Month: March 2019

Kids these days…

We all remember being hard-headed as a kid. Having to learn some of our major lessons through experience and not through the wisdom of others. It’s one of the things that, as an adult, I’m now learning how to sit back and let it happen.

Working with kids can be both amazing and frustrating. Sometimes, all rolled into one moment. Working with them in a challenging sport just maximizes both ends of the spectrum. These kids put so much pressure on themselves to be perfect in this sport (competitive gymnastics) that adding pressure as a coach runs a fine line. Especially if there’s a parent on the back end complicating it.

I got lucky as a kid. Gymnastics was my sport, just as Hockey was my brother’s. Sure, my dad was a coach in his own right, but neither of us felt pressured by him so much as we learned patience from him. Neither of my parents put pressure on my performances. In fact, whenever I questioned whether or not I wanted to continue, they led me through the breaks, the restarts and let me process the frustrations. In the end, I pushed through to my first year of college and ultimately made the decision that it was time to retire and move on to my next sport.

But what I find interesting, is to see the development of where a child’s psychology comes in, as I get to see the generational intersection at competitions. There’s an extent to which I do become sad, because I’m one of those people who firmly believes in self-reflection and not passing on my bad habits to those who come after me. And in some of these cases I see that the internal work wasn’t done (or no one ever called them on the habit) and the issue just gets handed down like great grandma’s formal china.

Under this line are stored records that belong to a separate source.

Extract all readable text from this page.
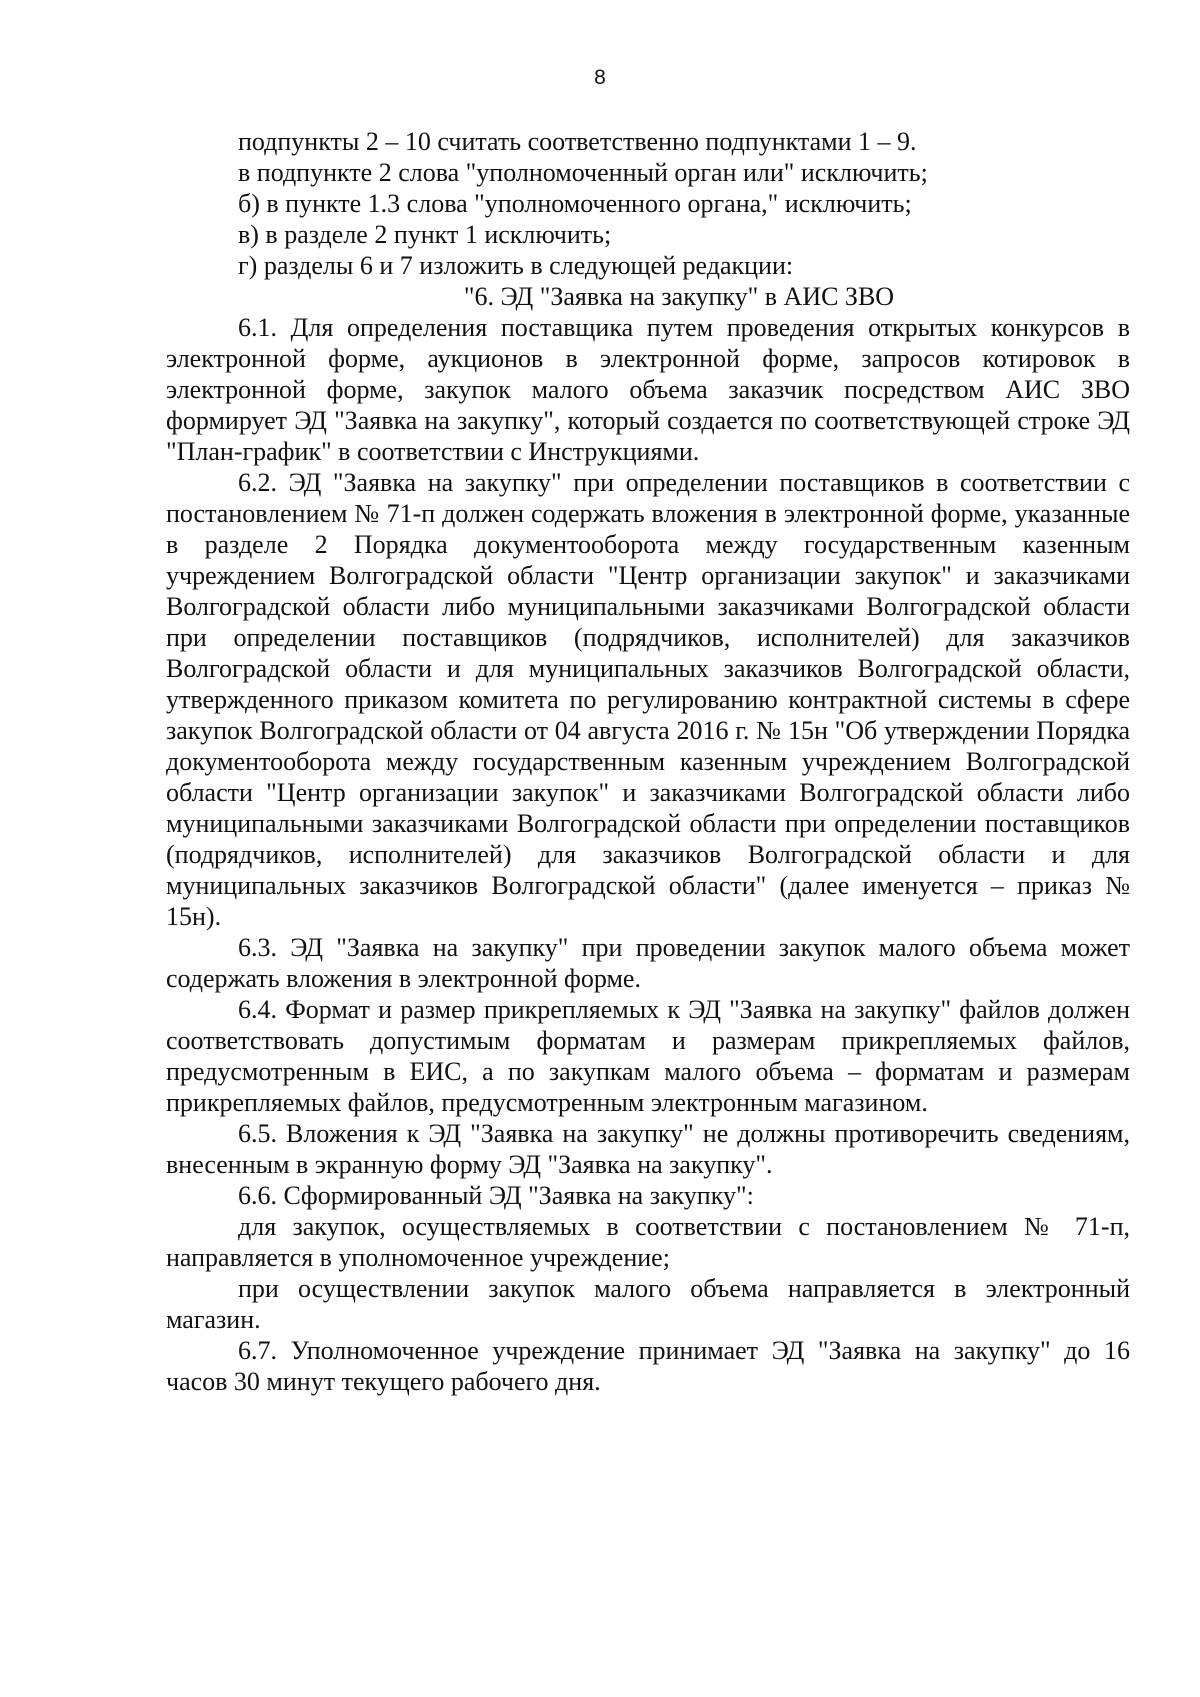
8

подпункты 2 – 10 считать соответственно подпунктами 1 – 9.

в подпункте 2 слова "уполномоченный орган или" исключить;

б) в пункте 1.3 слова "уполномоченного органа," исключить;

в) в разделе 2 пункт 1 исключить;

г) разделы 6 и 7 изложить в следующей редакции:

"6. ЭД "Заявка на закупку" в АИС ЗВО

6.1. Для определения поставщика путем проведения открытых конкурсов в электронной форме, аукционов в электронной форме, запросов котировок в электронной форме, закупок малого объема заказчик посредством АИС ЗВО формирует ЭД "Заявка на закупку", который создается по соответствующей строке ЭД "План-график" в соответствии с Инструкциями.

6.2. ЭД "Заявка на закупку" при определении поставщиков в соответствии с постановлением № 71-п должен содержать вложения в электронной форме, указанные в разделе 2 Порядка документооборота между государственным казенным учреждением Волгоградской области "Центр организации закупок" и заказчиками Волгоградской области либо муниципальными заказчиками Волгоградской области при определении поставщиков (подрядчиков, исполнителей) для заказчиков Волгоградской области и для муниципальных заказчиков Волгоградской области, утвержденного приказом комитета по регулированию контрактной системы в сфере закупок Волгоградской области от 04 августа 2016 г. № 15н "Об утверждении Порядка документооборота между государственным казенным учреждением Волгоградской области "Центр организации закупок" и заказчиками Волгоградской области либо муниципальными заказчиками Волгоградской области при определении поставщиков (подрядчиков, исполнителей) для заказчиков Волгоградской области и для муниципальных заказчиков Волгоградской области" (далее именуется – приказ № 15н).

6.3. ЭД "Заявка на закупку" при проведении закупок малого объема может содержать вложения в электронной форме.

6.4. Формат и размер прикрепляемых к ЭД "Заявка на закупку" файлов должен соответствовать допустимым форматам и размерам прикрепляемых файлов, предусмотренным в ЕИС, а по закупкам малого объема – форматам и размерам прикрепляемых файлов, предусмотренным электронным магазином.

6.5. Вложения к ЭД "Заявка на закупку" не должны противоречить сведениям, внесенным в экранную форму ЭД "Заявка на закупку".

6.6. Сформированный ЭД "Заявка на закупку":

для закупок, осуществляемых в соответствии с постановлением № 71-п, направляется в уполномоченное учреждение;

при осуществлении закупок малого объема направляется в электронный магазин.

6.7. Уполномоченное учреждение принимает ЭД "Заявка на закупку" до 16 часов 30 минут текущего рабочего дня.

When I see these habits, I do what I can to provide an alternative view point, counteract where I can, and hopefully stop that habit in its tracks by teaching a method of self-reflection and encouraging that. But I also have to let go when the idea doesn’t root and hope that the continuation eventually hits a point where the fact can’t be denied – whether it becomes from a positive or negative experience.

Ultimately, our goal as adults in a child’s life is two-fold: provide guidance where and when we can and be an example to strive beyond. Instead of raising them in our image, we should be teaching them how to be better than ourselves.

Seems life is getting away…

Apparently, I write, then forget to publish. Hence the multiple posts this last week. Oops. Most of that is due to the fact that I’m being flooded with spring-inspired ideas, both personally and professionally. So I pretty much dove into that pool and have been busy with that. So I guess some of you will get 2-fer-1 deals. 😀

At the moment, I’m trying to get my life in order by trying to get my house in order. It’s amazing how the inside of one’s house is a pretty good indicator of one’s internal order. As a severe introvert who works in fields where I’m required to be highly extroverted, self care has not included cleaning. It’s mostly been sitting around and allowing my brain to just zen out. I’m getting better – one room at a time.

My husband did a deep clean up of the squirrel room, put all the wood and tree branches she had to eat and climb around on outside. The room looks good and is ready for us to start looking at the renovations. I made sense of our kitchen table, since I tend to bring all the outside table things in during winter. Slowly, slowly.

The mind has been occupied with some of the things I want to do, and some of the things I have to do. Taxes has taken a large chunk, trying to find the money for my new certifications while weathering the changes at the office that put me on a short-term bind doesn’t help. But I think I’ll get through it. I’ve had a lot of signs come my way, discussing work/life balance, whether it exists and what the future brings for folks in the US. I am concerned. But I also see where I need to go and I’m working towards that end. Down to trying to figure out a week, here soon, where I can take time off of my office and focus on myself and the things I need to get done outside of there. But it is looking good, I’ll say that much. Hoping that effort will resonate out and back in.

I also need to get back into the habit of scheduling my days. I’ve been slacking on that, hence my posting getting a little erratic. But I won’t promise, yet. Just know that I’m working on it.